I know what I would do. Every piece of information would be first based on structured data and only then transformed to a visual representation of the data (read: XML and XSL). Every piece of structured data would be tagged with meta information, indicating semantics beyond the trivial ones found directly in the data. Tags used in the metadata would also be structured.
And we would make it real easy for anyone to post their little pieces of value - content, goods, services - in a structured, metadata rich manner. And... we would make it easy for them to get compensated for the value that they provide, if they wish so.
No lost bits and broken links. A central system to track all these little pieces.
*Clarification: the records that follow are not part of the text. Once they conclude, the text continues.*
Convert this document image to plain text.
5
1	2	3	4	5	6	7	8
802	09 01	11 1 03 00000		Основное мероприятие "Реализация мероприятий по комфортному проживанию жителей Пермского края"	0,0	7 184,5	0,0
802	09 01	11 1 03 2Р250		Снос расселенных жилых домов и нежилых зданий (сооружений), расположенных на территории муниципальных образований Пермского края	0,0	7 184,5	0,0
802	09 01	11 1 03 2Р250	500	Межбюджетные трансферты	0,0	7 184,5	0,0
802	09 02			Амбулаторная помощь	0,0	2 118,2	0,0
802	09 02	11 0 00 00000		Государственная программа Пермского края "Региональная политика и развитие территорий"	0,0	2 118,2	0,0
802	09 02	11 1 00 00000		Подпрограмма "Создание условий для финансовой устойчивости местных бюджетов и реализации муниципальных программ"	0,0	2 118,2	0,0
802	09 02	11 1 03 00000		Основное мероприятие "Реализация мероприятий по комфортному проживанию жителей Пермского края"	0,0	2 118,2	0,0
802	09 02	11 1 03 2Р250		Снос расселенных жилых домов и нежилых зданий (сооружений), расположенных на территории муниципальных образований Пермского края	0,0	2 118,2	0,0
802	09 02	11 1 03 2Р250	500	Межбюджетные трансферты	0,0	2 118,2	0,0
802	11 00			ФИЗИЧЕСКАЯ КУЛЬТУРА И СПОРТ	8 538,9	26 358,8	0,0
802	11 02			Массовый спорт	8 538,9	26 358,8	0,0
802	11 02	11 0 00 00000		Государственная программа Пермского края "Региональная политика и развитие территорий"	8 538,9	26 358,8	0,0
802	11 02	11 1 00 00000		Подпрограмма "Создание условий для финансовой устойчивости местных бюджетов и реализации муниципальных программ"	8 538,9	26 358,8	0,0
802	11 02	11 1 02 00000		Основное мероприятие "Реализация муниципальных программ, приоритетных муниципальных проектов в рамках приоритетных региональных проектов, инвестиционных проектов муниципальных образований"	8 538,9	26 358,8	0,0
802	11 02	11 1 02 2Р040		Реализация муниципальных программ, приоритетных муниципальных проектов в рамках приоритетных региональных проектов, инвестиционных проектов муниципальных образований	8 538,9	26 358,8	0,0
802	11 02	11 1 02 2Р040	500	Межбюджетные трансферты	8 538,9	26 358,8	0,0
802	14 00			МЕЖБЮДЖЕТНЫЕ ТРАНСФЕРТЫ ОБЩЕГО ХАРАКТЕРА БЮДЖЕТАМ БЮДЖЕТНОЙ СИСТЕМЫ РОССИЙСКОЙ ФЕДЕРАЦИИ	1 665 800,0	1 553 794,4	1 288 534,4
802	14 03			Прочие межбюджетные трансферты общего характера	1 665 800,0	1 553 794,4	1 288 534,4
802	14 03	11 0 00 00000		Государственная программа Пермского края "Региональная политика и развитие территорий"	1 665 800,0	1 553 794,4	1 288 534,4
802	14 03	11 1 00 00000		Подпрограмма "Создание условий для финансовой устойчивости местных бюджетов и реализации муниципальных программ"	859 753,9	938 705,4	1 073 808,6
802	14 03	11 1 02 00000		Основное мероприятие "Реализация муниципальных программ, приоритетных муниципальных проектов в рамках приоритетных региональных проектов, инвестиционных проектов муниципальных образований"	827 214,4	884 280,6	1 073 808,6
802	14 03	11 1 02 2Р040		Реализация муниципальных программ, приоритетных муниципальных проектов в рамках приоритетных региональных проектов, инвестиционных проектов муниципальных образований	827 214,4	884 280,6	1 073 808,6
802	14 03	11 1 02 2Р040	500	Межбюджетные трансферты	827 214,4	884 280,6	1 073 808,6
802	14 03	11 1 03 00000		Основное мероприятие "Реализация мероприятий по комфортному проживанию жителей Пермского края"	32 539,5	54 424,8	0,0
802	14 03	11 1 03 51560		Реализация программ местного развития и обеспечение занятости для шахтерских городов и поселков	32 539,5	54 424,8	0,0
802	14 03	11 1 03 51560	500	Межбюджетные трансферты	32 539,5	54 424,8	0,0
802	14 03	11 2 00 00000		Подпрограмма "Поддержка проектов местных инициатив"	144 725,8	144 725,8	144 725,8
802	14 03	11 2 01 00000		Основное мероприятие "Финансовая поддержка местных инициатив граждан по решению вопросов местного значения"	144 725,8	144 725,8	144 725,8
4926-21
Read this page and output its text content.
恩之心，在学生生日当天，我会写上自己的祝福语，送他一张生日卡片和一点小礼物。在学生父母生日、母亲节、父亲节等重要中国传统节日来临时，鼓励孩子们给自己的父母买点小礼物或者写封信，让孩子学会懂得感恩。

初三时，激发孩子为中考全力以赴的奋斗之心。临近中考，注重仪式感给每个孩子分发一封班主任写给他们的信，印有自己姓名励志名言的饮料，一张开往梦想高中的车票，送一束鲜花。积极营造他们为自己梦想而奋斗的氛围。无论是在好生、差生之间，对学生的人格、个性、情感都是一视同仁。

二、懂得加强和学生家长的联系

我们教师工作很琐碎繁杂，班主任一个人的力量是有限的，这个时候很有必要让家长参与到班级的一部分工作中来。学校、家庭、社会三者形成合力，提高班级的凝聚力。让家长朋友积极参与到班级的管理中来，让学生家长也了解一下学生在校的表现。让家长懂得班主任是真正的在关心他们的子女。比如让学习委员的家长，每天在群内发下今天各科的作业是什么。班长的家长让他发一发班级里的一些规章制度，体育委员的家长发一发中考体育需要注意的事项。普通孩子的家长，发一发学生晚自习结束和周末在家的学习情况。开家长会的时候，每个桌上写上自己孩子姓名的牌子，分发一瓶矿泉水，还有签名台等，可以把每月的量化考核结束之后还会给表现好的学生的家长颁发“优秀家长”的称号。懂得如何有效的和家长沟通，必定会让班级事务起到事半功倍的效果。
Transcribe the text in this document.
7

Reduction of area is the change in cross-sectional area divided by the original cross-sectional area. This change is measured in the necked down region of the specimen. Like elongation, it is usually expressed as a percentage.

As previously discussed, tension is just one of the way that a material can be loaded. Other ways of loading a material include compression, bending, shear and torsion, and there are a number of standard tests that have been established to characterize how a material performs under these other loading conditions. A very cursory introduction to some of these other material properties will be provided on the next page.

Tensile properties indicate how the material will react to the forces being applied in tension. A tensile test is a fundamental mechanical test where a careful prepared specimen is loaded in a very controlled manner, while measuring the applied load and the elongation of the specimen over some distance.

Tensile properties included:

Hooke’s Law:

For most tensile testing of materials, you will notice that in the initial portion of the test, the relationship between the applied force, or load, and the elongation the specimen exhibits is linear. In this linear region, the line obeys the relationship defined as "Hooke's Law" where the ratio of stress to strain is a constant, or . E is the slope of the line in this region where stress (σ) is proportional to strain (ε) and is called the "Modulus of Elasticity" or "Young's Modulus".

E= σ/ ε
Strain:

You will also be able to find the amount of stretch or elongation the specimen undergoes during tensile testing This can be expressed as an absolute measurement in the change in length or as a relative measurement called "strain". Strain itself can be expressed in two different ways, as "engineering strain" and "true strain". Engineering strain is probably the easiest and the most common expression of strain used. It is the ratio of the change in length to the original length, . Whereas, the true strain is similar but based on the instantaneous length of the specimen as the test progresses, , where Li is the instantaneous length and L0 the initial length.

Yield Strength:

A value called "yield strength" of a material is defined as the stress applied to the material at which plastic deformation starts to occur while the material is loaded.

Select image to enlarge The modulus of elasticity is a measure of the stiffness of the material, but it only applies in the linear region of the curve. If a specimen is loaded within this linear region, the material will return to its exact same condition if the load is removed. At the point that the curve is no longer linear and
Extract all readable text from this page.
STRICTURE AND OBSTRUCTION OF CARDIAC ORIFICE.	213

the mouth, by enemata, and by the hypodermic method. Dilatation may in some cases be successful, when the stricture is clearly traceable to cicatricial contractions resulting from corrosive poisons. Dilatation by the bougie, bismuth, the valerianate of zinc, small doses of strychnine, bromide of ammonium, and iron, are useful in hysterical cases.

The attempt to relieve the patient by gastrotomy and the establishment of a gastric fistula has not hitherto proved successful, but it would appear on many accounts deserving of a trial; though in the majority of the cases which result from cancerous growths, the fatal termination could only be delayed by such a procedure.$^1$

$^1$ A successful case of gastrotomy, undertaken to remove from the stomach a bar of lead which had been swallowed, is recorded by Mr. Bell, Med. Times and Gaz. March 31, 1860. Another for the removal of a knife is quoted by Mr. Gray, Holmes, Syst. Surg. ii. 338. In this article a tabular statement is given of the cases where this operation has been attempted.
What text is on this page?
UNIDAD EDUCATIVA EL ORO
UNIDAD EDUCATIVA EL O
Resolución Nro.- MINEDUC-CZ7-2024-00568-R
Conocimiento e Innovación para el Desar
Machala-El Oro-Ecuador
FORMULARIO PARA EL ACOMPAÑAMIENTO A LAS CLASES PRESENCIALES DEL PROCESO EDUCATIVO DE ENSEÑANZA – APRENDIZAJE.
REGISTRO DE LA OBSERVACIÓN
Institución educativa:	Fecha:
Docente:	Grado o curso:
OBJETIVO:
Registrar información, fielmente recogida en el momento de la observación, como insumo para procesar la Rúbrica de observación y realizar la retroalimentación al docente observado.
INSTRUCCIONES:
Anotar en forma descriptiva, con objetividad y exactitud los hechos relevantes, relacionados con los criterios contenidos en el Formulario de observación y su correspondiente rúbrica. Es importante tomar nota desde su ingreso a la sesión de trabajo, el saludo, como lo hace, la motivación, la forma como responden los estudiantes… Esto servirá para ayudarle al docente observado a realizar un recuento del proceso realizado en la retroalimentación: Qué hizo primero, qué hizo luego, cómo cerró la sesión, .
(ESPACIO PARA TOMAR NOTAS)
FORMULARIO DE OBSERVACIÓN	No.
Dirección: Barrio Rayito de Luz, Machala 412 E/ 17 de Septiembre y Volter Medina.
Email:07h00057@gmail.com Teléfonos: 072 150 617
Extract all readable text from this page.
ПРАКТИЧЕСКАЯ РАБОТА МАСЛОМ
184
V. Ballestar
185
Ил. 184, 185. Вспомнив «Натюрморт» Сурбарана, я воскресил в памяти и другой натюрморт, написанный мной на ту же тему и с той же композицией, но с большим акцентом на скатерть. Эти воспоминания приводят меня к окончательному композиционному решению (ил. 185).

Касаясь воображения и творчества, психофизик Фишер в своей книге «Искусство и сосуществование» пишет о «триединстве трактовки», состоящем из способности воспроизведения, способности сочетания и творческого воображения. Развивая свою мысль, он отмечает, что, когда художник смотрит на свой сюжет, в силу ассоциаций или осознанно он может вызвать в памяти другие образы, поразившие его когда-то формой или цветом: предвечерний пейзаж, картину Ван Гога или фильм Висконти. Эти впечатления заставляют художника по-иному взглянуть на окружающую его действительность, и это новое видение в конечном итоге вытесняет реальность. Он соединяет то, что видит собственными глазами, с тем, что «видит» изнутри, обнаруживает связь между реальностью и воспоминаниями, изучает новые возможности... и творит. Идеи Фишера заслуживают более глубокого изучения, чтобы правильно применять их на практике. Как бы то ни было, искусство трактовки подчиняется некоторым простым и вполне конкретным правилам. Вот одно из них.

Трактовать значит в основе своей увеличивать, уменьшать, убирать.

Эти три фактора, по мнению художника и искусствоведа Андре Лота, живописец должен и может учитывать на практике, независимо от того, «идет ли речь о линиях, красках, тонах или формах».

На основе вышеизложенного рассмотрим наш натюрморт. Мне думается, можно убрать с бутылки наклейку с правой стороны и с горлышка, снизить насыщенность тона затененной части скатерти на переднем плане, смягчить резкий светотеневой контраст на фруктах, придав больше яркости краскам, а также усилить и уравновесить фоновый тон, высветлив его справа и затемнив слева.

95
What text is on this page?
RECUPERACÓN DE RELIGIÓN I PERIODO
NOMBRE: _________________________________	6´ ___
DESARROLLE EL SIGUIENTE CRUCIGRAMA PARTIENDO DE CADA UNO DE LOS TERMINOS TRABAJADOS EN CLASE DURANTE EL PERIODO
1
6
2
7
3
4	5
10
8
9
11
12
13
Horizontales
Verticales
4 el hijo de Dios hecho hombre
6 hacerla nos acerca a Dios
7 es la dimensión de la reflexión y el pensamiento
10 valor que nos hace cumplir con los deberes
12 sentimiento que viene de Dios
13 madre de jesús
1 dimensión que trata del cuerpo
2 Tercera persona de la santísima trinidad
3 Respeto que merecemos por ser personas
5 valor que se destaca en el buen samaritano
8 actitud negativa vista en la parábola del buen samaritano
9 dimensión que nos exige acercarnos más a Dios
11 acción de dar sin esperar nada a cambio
What a fine online world this would make. And imagine, how much easier it would be for a search engine to locate information in such a world, where instead of scanning meaningless HTML blurbs, it would instead be able to access structured, tagged and semantics-rich data.
Tim Berners-Lee's Semantic Web is one attempt to solve this. So far it didn't really work out.
Enter Google Base. Clicking on the link won't do much good, since it's already offline. It was online for a few hours only, just enough to generate lots of buzz and now-rare screen captures. Gotta love the Google PR machine.
Google Base is Google's database into which you can add all types of content. WeÂll host your content and make it searchable online for free.
What can you put in the database? Some examples from Google docs:
Blogosphere-meet-eBay-meet-Ning-meet-My Web 2.0-meet-Flickr-meet...
- Description of your party planning service
- Articles on current events from your website
- Listing of your used car for sale
- Database of protein structures
Read more about it, enjoy the hype at its height, and invent your own speculations:
3 comments:
Note: I didn't say Web 2.0 even once :)
Yes you did:
My Web 2.0
A problem with structured data is that it is not very flexible. You can of course transform a record of library information into a visual representation, but the actual "structure" of the world wide web is very loose. You would have to write XSLT style sheets for every possible form of content.
Strictly structured data would limit the possibilities of the content creator. And I think the WWW would not be what it is today: Of course it is a mess, a heap of "meaningless HTML blurbs", but that's what makes it so great.
I'm a computer scientist and of course I sometimes think that it would be much easier for us if the world would be structured in a well defined way. But that's not how the world actually looks like. Although it is a hard way. We have to design machines that can understand how humans work. It would be a bad idea to make the humans think like a machine.
In my opinion metadata like tags and rdf may be a good approach to solve this problem.
To answer your question: If you were to design the World Wide Web all over again, what would you do?
I would make a very strict HTML standard, where all invalid documents are rejected. Web browser could then be much lighter, faster and perhaps even more secure as they don't have to guess what a website may look like. That would be one step to a better WWW.
Henrik - thank you for your thoughtful comment. Some notes -
1. Generally I agree with you - tags & rdf go a long way toward solving these issue. See my post on this http://yanivg.blogspot.com/2005/09/go-tag-yourself.html.
2. There is a lot to be said for providing pre-defined structures ("templates") for people to use when submitting content. Note that the actual templates do not have to be defined centrally.